SpaceX stands in contrast to the more conventional approach used for the foundations of the Artemis program, the Space Launch System and Orion. Despite NASA’s growing embrace of SpaceX’s technologies and approaches, SLS and Orion remain on the critical path for Artemis, even if the thought of the Orion spacecraft docking with the far larger Starship lunar lander is, well, amusing. When a reporter asked how Starship would be integrated with SLS/Orion, there was nearly a ten-second pause before HLS program manager Lisa Watson-Morgan explained the technical aspects of Orion docking directly with the Starship lander, or both docking with the Gateway.

The decision to go with SpaceX, though, may face some political headwinds. Rep. Eddie Bernice Johnson (D-TX), chair of the House Science Committee, criticized NASA for making an HLS award “despite the obvious need for a re-baselining of NASA’s lunar exploration program, which has no realistic chance of returning US astronauts to the Moon by 2024.” She had previously criticized NASA for using a public-private partnership approach for HLS rather than a more conventional contract.

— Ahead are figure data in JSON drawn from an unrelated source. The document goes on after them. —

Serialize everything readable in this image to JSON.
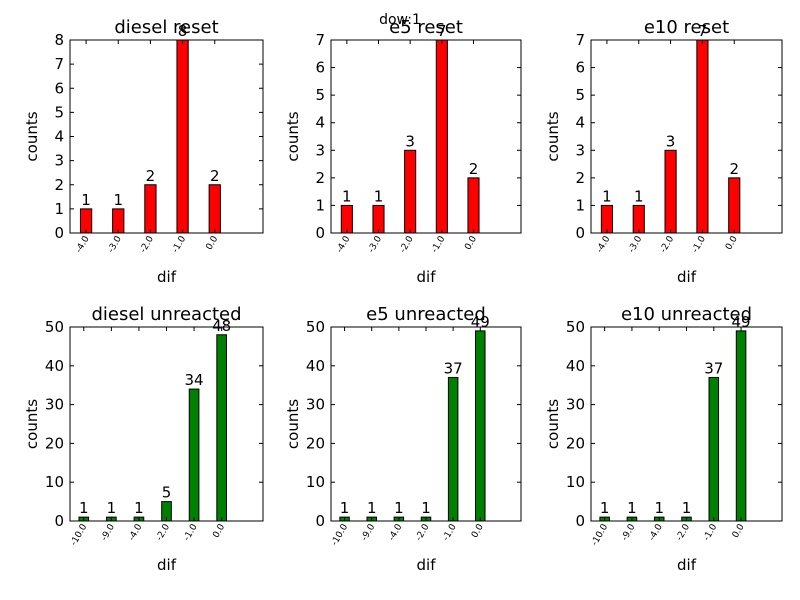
{
  "figure": {
    "suptitle": "dow:1"
  },
  "chart_data": [
    {
      "type": "bar",
      "title": "diesel reset",
      "xlabel": "dif",
      "ylabel": "counts",
      "categories": [
        "-4.0",
        "-3.0",
        "-2.0",
        "-1.0",
        "0.0"
      ],
      "values": [
        1,
        1,
        2,
        8,
        2
      ],
      "yticks": [
        0,
        1,
        2,
        3,
        4,
        5,
        6,
        7,
        8
      ],
      "ylim": [
        0,
        8
      ],
      "bar_color": "#ff0000"
    },
    {
      "type": "bar",
      "title": "e5 reset",
      "xlabel": "dif",
      "ylabel": "counts",
      "categories": [
        "-4.0",
        "-3.0",
        "-2.0",
        "-1.0",
        "0.0"
      ],
      "values": [
        1,
        1,
        3,
        7,
        2
      ],
      "yticks": [
        0,
        1,
        2,
        3,
        4,
        5,
        6,
        7
      ],
      "ylim": [
        0,
        7
      ],
      "bar_color": "#ff0000"
    },
    {
      "type": "bar",
      "title": "e10 reset",
      "xlabel": "dif",
      "ylabel": "counts",
      "categories": [
        "-4.0",
        "-3.0",
        "-2.0",
        "-1.0",
        "0.0"
      ],
      "values": [
        1,
        1,
        3,
        7,
        2
      ],
      "yticks": [
        0,
        1,
        2,
        3,
        4,
        5,
        6,
        7
      ],
      "ylim": [
        0,
        7
      ],
      "bar_color": "#ff0000"
    },
    {
      "type": "bar",
      "title": "diesel unreacted",
      "xlabel": "dif",
      "ylabel": "counts",
      "categories": [
        "-10.0",
        "-9.0",
        "-4.0",
        "-2.0",
        "-1.0",
        "0.0"
      ],
      "values": [
        1,
        1,
        1,
        5,
        34,
        48
      ],
      "yticks": [
        0,
        10,
        20,
        30,
        40,
        50
      ],
      "ylim": [
        0,
        50
      ],
      "bar_color": "#008000"
    },
    {
      "type": "bar",
      "title": "e5 unreacted",
      "xlabel": "dif",
      "ylabel": "counts",
      "categories": [
        "-10.0",
        "-9.0",
        "-4.0",
        "-2.0",
        "-1.0",
        "0.0"
      ],
      "values": [
        1,
        1,
        1,
        1,
        37,
        49
      ],
      "yticks": [
        0,
        10,
        20,
        30,
        40,
        50
      ],
      "ylim": [
        0,
        50
      ],
      "bar_color": "#008000"
    },
    {
      "type": "bar",
      "title": "e10 unreacted",
      "xlabel": "dif",
      "ylabel": "counts",
      "categories": [
        "-10.0",
        "-9.0",
        "-4.0",
        "-2.0",
        "-1.0",
        "0.0"
      ],
      "values": [
        1,
        1,
        1,
        1,
        37,
        49
      ],
      "yticks": [
        0,
        10,
        20,
        30,
        40,
        50
      ],
      "ylim": [
        0,
        50
      ],
      "bar_color": "#008000"
    }
  ]
}
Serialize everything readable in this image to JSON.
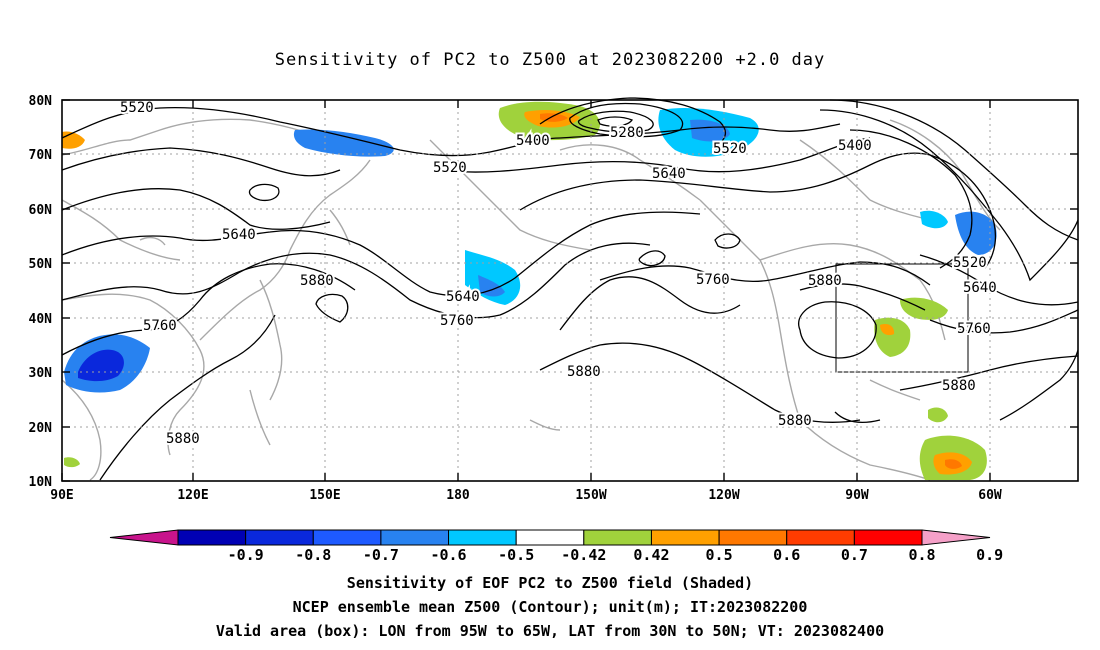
{
  "title": "Sensitivity of PC2 to Z500 at 2023082200 +2.0 day",
  "axes": {
    "lat_labels": [
      "80N",
      "70N",
      "60N",
      "50N",
      "40N",
      "30N",
      "20N",
      "10N"
    ],
    "lon_labels": [
      "90E",
      "120E",
      "150E",
      "180",
      "150W",
      "120W",
      "90W",
      "60W"
    ]
  },
  "contour_labels": [
    "5520",
    "5400",
    "5280",
    "5520",
    "5400",
    "5520",
    "5640",
    "5640",
    "5520",
    "5640",
    "5880",
    "5760",
    "5640",
    "5760",
    "5760",
    "5880",
    "5880",
    "5760",
    "5880",
    "5880",
    "5880"
  ],
  "colorbar": {
    "labels": [
      "-0.9",
      "-0.8",
      "-0.7",
      "-0.6",
      "-0.5",
      "-0.42",
      "0.42",
      "0.5",
      "0.6",
      "0.7",
      "0.8",
      "0.9"
    ],
    "colors": [
      "#c8148c",
      "#0000b4",
      "#0a28dc",
      "#1e5aff",
      "#2882f0",
      "#00c8ff",
      "#ffffff",
      "#a0d23c",
      "#ffa000",
      "#ff7800",
      "#ff3c00",
      "#ff0000",
      "#f5a0c8"
    ]
  },
  "box": {
    "lon_from": "95W",
    "lon_to": "65W",
    "lat_from": "30N",
    "lat_to": "50N"
  },
  "captions": {
    "line1": "Sensitivity of EOF PC2 to Z500 field (Shaded)",
    "line2": "NCEP ensemble mean Z500 (Contour); unit(m); IT:2023082200",
    "line3": "Valid area (box): LON from 95W to 65W, LAT from 30N to 50N; VT: 2023082400"
  }
}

Rep. Robert Aderholt (R-AL) specifically questioned the choice of SpaceX, citing “very high” prices it charged on recent Air Force and NASA launch contracts and “recent tests of the Starship program as reported in the news,” a reference to the four recent Starship test flights that all resulted in the loss of vehicle. (A fifth test flight could take place later this week.)

Meanwhile, NASA is getting a new administrator in the coming weeks with the anticipated Senate confirmation of Bill Nelson, who will testify Wednesday before the Senate Commerce Committee that he once served on. Asked if NASA expected to revisit the HLS awards based on that change in leadership, Jurczyk responded there were “no plans to change our architecture and our concept of operations” for HLS. “We have no intent to revisit the selection at all.”

In some respects, NASA’s Artemis program is now more dependent on SpaceX than anyone else. SpaceX will be the sole supplier of crewed landing services for several years, if and when another company can develop its own lander with little or no assistance from NASA. And while Artemis plans to use SLS and Orion, the emergence of the Starship launch system could provide an alternative.

All that, though, assumes that Starship will actually work. It’s not just the future of SpaceX riding on that vehicle, it’s now also the future of human space exploration at NASA.